それを見てアビが「私はいいんです」と、可笑しそうに笑うので、フェリもようやく息を吐いてお茶を一口飲んだ。
そこへグリッグが入ってきた。
「兄貴にバレたって?」
フェリが頷く。
「で、その兄貴は?」
「皇宮に行ったの。建国祭の打ち合わせだって」
つまりは、ランディに仮面舞踏会にしろと言われて、慌てて出て行ったんだよね、とフェリは思った。

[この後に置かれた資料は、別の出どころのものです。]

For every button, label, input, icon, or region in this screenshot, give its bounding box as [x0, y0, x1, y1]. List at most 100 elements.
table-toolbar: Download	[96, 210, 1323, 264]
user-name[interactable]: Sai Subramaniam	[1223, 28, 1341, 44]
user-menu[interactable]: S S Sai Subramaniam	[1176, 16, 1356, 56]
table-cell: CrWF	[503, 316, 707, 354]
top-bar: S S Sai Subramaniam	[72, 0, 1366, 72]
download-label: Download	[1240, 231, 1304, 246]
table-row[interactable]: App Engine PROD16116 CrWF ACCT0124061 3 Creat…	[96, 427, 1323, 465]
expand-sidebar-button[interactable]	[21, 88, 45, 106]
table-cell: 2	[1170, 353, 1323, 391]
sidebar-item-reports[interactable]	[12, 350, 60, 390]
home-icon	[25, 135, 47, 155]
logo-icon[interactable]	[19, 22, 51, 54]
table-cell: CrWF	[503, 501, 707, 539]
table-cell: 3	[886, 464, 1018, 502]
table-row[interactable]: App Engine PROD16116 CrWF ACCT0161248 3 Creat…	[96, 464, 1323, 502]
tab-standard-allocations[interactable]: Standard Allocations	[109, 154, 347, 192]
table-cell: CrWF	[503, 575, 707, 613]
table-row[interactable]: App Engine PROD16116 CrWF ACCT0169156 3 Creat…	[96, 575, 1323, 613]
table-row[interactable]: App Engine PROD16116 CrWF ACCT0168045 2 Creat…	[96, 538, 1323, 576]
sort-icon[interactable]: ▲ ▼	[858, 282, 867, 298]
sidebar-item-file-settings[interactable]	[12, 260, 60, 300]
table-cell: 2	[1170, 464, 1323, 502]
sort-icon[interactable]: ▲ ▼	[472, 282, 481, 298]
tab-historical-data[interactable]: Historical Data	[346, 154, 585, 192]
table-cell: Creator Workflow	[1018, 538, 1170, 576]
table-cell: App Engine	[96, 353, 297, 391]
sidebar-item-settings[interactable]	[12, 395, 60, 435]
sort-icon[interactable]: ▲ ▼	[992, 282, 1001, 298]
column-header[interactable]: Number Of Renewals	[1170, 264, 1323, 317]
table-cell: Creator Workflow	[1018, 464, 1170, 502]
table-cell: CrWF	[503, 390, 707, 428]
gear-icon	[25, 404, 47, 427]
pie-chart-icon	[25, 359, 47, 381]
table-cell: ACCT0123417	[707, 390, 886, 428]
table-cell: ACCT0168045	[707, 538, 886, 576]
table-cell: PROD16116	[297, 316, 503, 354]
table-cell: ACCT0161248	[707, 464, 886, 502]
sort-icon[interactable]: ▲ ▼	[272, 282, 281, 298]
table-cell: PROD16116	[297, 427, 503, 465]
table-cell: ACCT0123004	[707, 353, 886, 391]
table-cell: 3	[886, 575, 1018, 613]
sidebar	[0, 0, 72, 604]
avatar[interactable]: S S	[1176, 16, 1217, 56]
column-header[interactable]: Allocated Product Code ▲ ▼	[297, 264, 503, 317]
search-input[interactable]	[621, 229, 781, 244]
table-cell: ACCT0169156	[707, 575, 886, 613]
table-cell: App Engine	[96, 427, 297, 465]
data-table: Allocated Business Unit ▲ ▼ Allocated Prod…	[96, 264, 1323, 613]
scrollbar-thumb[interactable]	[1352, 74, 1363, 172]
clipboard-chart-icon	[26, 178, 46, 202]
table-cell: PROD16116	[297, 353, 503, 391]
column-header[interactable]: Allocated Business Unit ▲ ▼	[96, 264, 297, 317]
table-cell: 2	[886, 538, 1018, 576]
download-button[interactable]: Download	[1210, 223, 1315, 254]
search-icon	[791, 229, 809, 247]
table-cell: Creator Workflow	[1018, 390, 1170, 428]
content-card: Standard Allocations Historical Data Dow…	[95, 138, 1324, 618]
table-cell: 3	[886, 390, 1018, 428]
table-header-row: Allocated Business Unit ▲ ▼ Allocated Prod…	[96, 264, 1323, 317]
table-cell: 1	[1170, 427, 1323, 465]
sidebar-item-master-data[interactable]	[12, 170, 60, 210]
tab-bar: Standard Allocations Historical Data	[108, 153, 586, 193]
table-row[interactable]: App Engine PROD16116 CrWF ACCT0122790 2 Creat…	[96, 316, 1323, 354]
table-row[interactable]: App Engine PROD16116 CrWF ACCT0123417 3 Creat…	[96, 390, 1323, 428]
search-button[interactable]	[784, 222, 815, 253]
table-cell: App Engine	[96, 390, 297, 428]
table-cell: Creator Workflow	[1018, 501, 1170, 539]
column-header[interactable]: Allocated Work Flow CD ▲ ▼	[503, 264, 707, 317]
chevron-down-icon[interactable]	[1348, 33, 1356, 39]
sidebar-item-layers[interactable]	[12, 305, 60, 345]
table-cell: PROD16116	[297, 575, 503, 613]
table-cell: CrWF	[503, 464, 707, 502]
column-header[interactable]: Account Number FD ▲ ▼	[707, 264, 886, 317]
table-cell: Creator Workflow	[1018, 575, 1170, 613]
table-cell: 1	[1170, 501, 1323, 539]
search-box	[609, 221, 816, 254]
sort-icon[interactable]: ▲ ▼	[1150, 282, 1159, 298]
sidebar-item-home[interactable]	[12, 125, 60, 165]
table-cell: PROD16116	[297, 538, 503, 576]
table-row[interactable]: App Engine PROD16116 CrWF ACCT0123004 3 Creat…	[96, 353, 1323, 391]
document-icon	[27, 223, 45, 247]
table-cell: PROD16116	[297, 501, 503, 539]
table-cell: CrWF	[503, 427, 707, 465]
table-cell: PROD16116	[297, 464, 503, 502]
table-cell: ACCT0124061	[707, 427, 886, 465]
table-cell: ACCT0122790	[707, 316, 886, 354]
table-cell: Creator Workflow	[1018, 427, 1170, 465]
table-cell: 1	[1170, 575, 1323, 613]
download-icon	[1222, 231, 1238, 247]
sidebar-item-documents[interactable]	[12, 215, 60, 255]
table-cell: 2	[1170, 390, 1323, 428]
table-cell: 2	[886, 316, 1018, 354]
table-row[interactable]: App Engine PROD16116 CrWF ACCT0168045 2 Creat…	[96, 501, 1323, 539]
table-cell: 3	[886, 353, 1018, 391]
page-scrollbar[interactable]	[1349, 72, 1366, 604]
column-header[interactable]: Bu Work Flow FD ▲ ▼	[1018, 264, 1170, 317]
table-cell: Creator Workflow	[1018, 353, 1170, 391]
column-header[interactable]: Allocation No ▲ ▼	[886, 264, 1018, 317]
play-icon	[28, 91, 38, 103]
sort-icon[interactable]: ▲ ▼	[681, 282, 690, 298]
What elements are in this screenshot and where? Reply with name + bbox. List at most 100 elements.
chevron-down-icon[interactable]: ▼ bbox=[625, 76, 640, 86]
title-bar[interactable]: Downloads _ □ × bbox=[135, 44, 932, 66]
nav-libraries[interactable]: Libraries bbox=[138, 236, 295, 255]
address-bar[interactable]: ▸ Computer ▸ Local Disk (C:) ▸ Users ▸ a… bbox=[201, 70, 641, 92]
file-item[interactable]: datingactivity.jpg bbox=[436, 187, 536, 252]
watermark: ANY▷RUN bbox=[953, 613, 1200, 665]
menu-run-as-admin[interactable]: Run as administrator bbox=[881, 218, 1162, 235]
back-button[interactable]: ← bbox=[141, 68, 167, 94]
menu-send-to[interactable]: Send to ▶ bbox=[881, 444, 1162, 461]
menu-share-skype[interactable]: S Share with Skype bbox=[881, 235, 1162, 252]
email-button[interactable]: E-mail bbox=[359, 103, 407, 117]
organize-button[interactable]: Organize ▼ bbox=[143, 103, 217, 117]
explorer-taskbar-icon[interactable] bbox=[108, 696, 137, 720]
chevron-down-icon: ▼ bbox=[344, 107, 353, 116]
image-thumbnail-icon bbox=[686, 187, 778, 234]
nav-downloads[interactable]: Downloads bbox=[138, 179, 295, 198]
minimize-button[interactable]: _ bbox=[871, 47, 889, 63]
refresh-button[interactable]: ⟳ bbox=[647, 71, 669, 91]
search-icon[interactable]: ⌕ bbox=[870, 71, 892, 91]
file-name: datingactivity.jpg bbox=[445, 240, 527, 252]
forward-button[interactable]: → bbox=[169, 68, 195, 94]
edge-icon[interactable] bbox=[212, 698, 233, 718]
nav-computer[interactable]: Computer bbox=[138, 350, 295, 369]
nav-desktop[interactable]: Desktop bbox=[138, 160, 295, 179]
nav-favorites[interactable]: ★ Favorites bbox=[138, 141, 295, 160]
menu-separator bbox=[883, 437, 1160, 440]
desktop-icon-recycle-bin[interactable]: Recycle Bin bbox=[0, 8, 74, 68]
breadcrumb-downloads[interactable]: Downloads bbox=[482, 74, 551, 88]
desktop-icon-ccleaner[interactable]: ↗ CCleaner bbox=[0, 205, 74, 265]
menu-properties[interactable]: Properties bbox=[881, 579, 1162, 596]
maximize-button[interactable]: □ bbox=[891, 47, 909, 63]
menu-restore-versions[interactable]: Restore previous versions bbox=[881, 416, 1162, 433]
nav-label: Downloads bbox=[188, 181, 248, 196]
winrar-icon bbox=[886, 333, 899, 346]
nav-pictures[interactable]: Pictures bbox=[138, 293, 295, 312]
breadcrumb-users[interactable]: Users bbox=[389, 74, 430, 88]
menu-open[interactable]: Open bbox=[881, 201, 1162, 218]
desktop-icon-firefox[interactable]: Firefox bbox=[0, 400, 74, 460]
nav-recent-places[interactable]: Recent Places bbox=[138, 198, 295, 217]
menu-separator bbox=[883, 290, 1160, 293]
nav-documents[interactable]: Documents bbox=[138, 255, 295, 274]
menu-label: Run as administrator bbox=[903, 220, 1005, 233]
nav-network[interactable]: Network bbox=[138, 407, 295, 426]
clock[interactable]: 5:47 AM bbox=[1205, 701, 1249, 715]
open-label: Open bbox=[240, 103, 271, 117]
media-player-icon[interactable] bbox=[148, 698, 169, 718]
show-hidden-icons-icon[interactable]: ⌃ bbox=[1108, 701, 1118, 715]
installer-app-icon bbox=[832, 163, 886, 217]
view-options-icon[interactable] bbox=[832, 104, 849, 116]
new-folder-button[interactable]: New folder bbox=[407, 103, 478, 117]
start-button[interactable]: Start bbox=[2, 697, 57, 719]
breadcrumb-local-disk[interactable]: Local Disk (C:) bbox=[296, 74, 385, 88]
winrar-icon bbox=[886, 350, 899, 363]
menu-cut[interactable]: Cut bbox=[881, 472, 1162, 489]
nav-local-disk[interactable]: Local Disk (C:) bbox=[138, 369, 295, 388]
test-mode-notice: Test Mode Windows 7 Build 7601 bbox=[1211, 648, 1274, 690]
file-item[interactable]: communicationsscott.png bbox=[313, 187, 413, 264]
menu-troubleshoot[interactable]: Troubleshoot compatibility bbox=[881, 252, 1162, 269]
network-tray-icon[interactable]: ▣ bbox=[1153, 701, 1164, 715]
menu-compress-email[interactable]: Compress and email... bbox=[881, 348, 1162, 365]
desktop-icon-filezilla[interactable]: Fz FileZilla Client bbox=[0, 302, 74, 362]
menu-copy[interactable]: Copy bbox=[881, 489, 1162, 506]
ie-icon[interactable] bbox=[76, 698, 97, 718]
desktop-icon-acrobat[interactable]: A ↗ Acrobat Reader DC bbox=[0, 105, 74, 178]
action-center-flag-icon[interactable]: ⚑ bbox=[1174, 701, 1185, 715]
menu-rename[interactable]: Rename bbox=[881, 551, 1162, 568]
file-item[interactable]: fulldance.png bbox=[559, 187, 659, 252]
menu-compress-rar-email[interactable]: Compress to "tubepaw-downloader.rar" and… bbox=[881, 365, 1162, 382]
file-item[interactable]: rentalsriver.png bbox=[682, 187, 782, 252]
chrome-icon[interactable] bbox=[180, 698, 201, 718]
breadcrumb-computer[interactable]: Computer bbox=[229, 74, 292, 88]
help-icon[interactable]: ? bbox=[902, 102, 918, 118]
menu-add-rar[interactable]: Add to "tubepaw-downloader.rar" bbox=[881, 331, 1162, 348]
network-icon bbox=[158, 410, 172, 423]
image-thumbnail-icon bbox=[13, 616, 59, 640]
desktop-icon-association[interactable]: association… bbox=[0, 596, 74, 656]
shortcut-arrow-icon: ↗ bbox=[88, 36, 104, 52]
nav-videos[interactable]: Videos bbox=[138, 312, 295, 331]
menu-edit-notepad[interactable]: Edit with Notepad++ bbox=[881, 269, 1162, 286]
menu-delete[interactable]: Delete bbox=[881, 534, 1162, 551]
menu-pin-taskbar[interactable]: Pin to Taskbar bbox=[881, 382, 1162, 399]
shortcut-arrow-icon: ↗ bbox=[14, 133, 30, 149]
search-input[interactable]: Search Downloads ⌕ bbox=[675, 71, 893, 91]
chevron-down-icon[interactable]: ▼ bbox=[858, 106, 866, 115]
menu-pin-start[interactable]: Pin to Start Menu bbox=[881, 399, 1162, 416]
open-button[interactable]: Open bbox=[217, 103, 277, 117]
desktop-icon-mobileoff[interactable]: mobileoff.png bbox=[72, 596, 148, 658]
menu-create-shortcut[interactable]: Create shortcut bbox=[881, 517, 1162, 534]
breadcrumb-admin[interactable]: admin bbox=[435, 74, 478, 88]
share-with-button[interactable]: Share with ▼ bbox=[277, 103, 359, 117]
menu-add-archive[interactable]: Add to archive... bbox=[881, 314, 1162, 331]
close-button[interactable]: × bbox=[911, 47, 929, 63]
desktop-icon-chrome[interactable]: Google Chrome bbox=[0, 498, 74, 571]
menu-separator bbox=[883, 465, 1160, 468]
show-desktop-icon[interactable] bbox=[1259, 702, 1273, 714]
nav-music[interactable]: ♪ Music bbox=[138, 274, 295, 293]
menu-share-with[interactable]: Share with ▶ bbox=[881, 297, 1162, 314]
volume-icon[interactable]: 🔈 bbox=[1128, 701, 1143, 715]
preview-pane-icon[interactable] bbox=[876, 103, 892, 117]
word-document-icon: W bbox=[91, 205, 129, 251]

グリッグはやはりアビにお茶をもらうと、ランディに尋ねた。
「皇子、あの従兄弟が証拠の契約書を持ってるらしいんだが」
ランディは急に難しい顔になる。
「問題は、その印璽らしい。間違いなく皇子の印璽らしい。だからそれが証拠と言ってるようだ。
皇子、印璽っていつもどこにあったんだ?」
ランディはちょっと目を伏せた。
「印璽は──そこら辺──多分机の上に置いていた」
「は? 金庫とかどっかにしまい込んでるものじゃねえの?」
ランディが顔をあげる。
「しょっちゅう決済だなんだって、押していたんだ。しまい込んでたら仕事にならん」
「ほおお」
グリッグはそれに冷たい目で応える。
「だが!」
とランディは続けた。
「そもそもその部屋には誰も入れないんだ。私と副団長、それと執事くらいだ。部屋の前、部屋へ続く廊下、見張りがいて誰も通さない」
「その部屋はどこにあるんだ」
「二階の西端だ。窓は細くて人など入れない。もちろんベランダもない」
「その従兄弟は入れないのか?」
「ネイハムは──、リンジー──副団長が元々警戒していた。絶対通さない」
二階の、西端……?
細い窓……。
……あれ?
フェリはアビを見た。アビもフェリを見ていた。
二人で頷きあう。
「……それ、騎士団の人がいつも立っている、鷲の顔がある部屋……?」
フェリが訊いた。
「鷲? ああ、鷲のレリーフが扉に付いている」
「扉の隣に、青いマントで白い馬に乗ってる男の人の絵がある……?」
「フェリ?」
ランディが驚いた顔をする。
「どうして──まさか、あんな奥まで入った──?」
そうフェリはしょっちゅう皇子宮へ忍び込んでいた。
「違う!」
フェリは慌てた。
「違う、あ、違わないけど、中に入ったのはあのときだけなの! あの日、急にすごい雨が降って、雷も鳴って、それで……怖くて……」
そこからはアビが続けてくれた。
「ほんとよ、皇子。あの日、雨と雷で、止むまでちょっと入れてもらったの。でも、何だか人が多くて。何か晩餐会があったのかな」
ランディは考え込んだ。
「確かに──、武道会の表彰を兼ねた晩餐会がひどい雨と雷だった日があったな──」
そしてふっと笑った。
「それにしても、よく入り込めたな」
アビが胸を張る。
「私がついてたから! フェリは一人きりのつもりだったけど、私が人の居ないところをうまく辿らせたの」
「あ、でも」
フェリは慌てて付け加える。
「その鷲の部屋には入ってない、その隣の小さな部屋。書類とか本とかたくさんある部屋、そこにいたの」
「そうか、隣の保管庫だな」
ランディがそう言う。
「でもあの日……」
フェリはぎゅっと手を握った。
「鷲の部屋にラティーシャが居た、よ」
ランディの顔に驚きが走った。
「顔は見てない。……でも声は聞こえた。
皇子の婚約者なんだから、中に入れなさいって。約束してるからって」
ランドル、そしてグリッグの顔も険しくなった。